### Word Sense Disambiguity

Given the following sentences:

    The agent will book the to the show for the entire family.
    But you can generally book tickets online.
    When you book tickets online they provide you with a book of stamps
    
If you could see the above sentences the word book is used in different context.

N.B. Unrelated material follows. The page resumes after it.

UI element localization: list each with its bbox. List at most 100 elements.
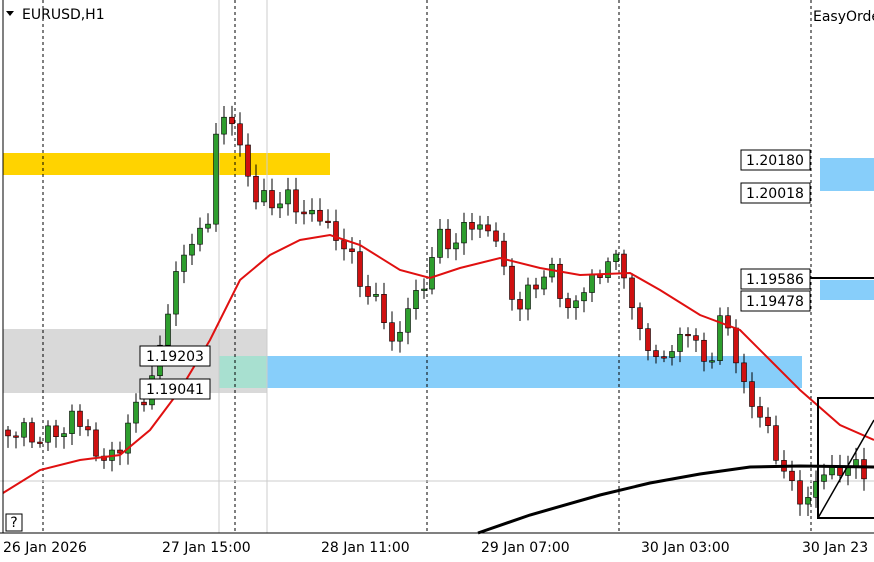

In first two sentences the word book(verb) refers to the meaning 'reserve' while in the second portion of the third sentence book(noun) refers to a physical entity.

## Part - 1

    Use the Lesk Module to find the similar words of the word *book* using the above sentences. Record your observations.
    
## Part - 2

Tag sentences using Brill Tagger.

### Brill Tagger

The BrillTagger class is a **transformation-based tagger**. The BrillTagger class uses a series
of rules to correct the results of an initial tagger. These rules are scored based on how many
errors they correct minus the number of new errors they produce.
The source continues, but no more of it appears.